Все огни погасли.
Осталась лишь тьма.
Тьма, он и боль — единственное, что существовало помимо тьмы.
Когда Маэдрос закрывал глаза, боль вытесняла даже тьму, поглощала ее. Чаще всего она была красной, иногда — белой.
Не было звездного света, звезды тоже погасли.
Возможно, где-то над дымом и туманом, поднимавшимися от кузниц Ангбанда, они все еще сияли. Возможно, их уже не было. Возможно, всего мира уже не было, и он не мог этого знать.
Иногда шел дождь, но дождь был черным, маслянистым и зловонным. Этот мир лишился всего чистого.
Дождевая вода жгла ему глаза и бесчисленные раны на теле.
Не было ни слов, ни звуков, кроме завывания ветра.
Орки сюда не приходили.
Наконец, он понял, почему они приковали его здесь.
В темнице, даже когда его пытали, в нем все еще теплилось сопротивление. Один лишь их вид разжигал в его сердце ненависть, и эта ненависть жгла его, поддерживая в нем неугасимую волю к жизни и борьбе.
Когда они привели его сюда, он сначала подумал, что наконец-то собираются убить.
Сам Моргот был здесь. Маэдрос смутно подумал, что сейчас он наконец сделает то, чего не смог его отец — будет убит Морготом собственноручно.
Эта мысль вызвала в нем нездоровое, почти болезненное возбуждение.

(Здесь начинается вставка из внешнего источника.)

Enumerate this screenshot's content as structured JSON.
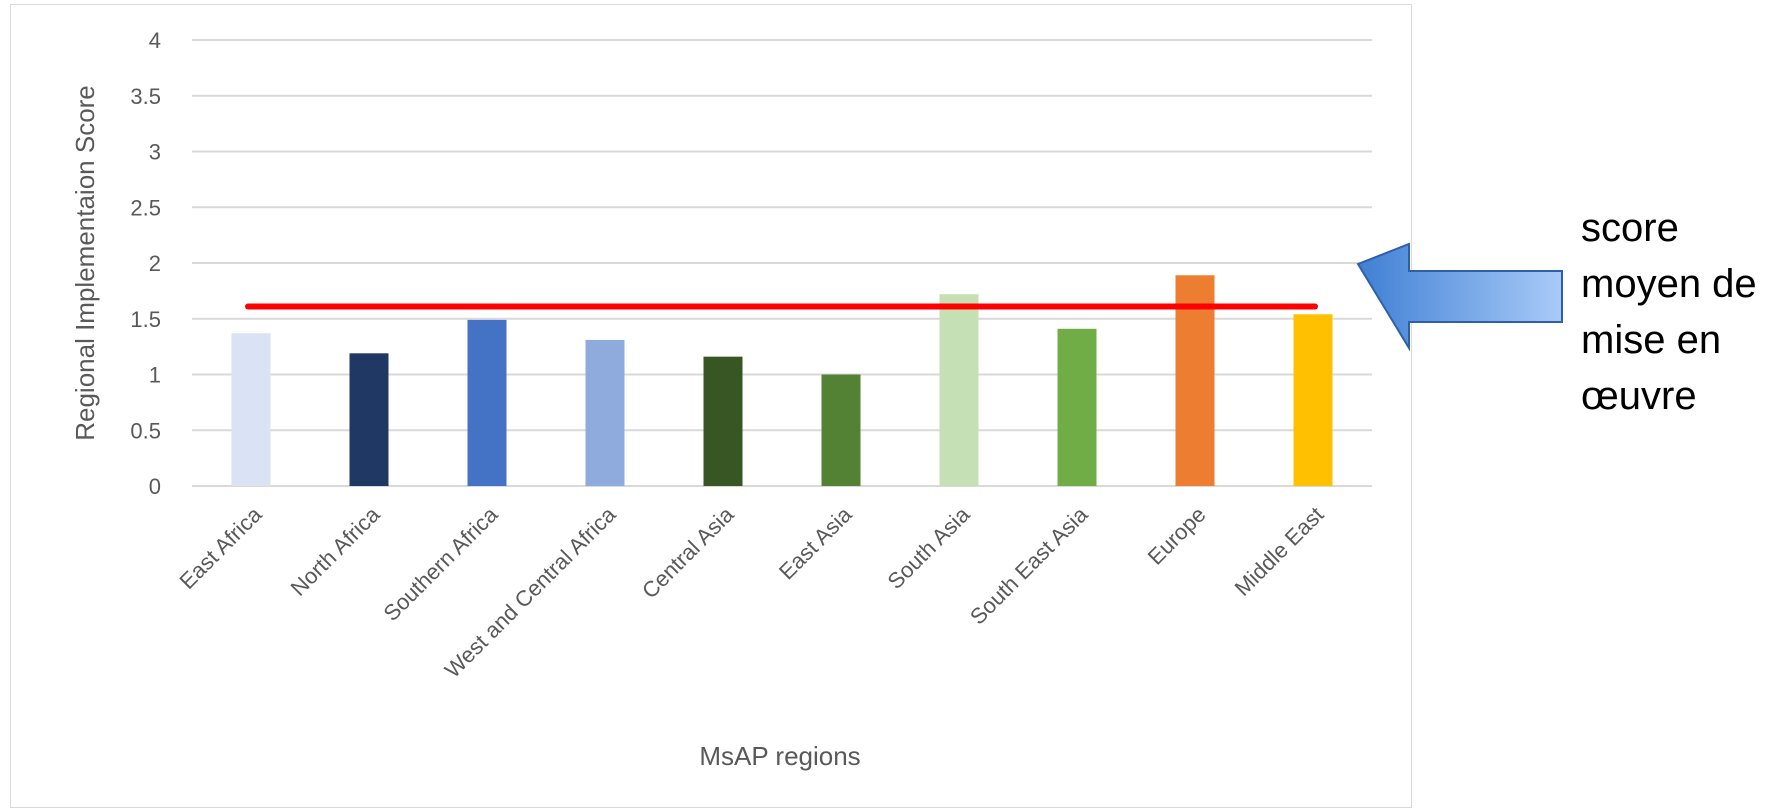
{
  "chart_data": {
    "type": "bar",
    "categories": [
      "East Africa",
      "North Africa",
      "Southern Africa",
      "West and Central Africa",
      "Central Asia",
      "East Asia",
      "South Asia",
      "South East Asia",
      "Europe",
      "Middle East"
    ],
    "values": [
      1.37,
      1.19,
      1.49,
      1.31,
      1.16,
      1.0,
      1.72,
      1.41,
      1.89,
      1.54
    ],
    "colors": [
      "#dae3f3",
      "#203864",
      "#4472c4",
      "#8faadc",
      "#375623",
      "#548235",
      "#c5e0b4",
      "#70ad47",
      "#ed7d31",
      "#ffc000"
    ],
    "title": "",
    "xlabel": "MsAP regions",
    "ylabel": "Regional Implementaion Score",
    "ylim": [
      0,
      4
    ],
    "yticks": [
      "0",
      "0.5",
      "1",
      "1.5",
      "2",
      "2.5",
      "3",
      "3.5",
      "4"
    ],
    "grid": true,
    "reference_line": {
      "value": 1.61,
      "color": "#ff0000"
    },
    "annotation": {
      "lines": [
        "score",
        "moyen de",
        "mise en",
        "œuvre"
      ],
      "arrow_color": "#4a86d8"
    }
  }
}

Даже теперь, когда его тело едва теплилось, душа все еще горела, разжигаемая видом темного врага. Сильмариллы сияли в его короне.
Даже теперь он был полон решимости сопротивляться, если не телом, то хотя бы душой.
Все произошло быстро. Орки сняли с него оковы, и он чувствовал, как в нем кипит ярость оттого, что он не может встать и сражаться. Он чувствовал, как эта ярость жжет так сильно, что он почти мог испепелить их своим взглядом.
Затем Моргот собственноручно наклонился и заковал его правую руку в стальной обруч, выкованный в преисподней.
Они подвесили его и ушли.
Поначалу Маэдрос даже не осознавал, что они не вернутся.
В темнице они иногда оставляли его на несколько часов или даже дней. Иногда — чтобы он мог восстановиться, иногда — просто чтобы измотать его, оставив наедине с тревожным ожиданием новых мучений.
Но они всегда возвращались.
Однако на этот раз никто не вернулся.
Когда его только подвесили, он еще мог левой рукой держаться за цепь. Он снова и снова изо всех сил подтягивался, чтобы ослабить давление на правое запястье, пока мышцы не начинали кричать, и он не был вынужден отпускать.
Они не вернулись.
Однажды его плечо сломалось. Он снова подтянулся левой рукой и держался слишком долго, боясь боли, которая наступит, когда он отпустит, пока рука не соскользнула, и он не рухнул вниз.
После этого он больше не мог подтянуться.
После этого все потеряло смысл.
Он был там, один на один с тьмой и болью. Гнев, поддерживавший его жизнь, его существование, медленно угасал под гнетом отчаяния, и он оставался наедине с этим отчаянием.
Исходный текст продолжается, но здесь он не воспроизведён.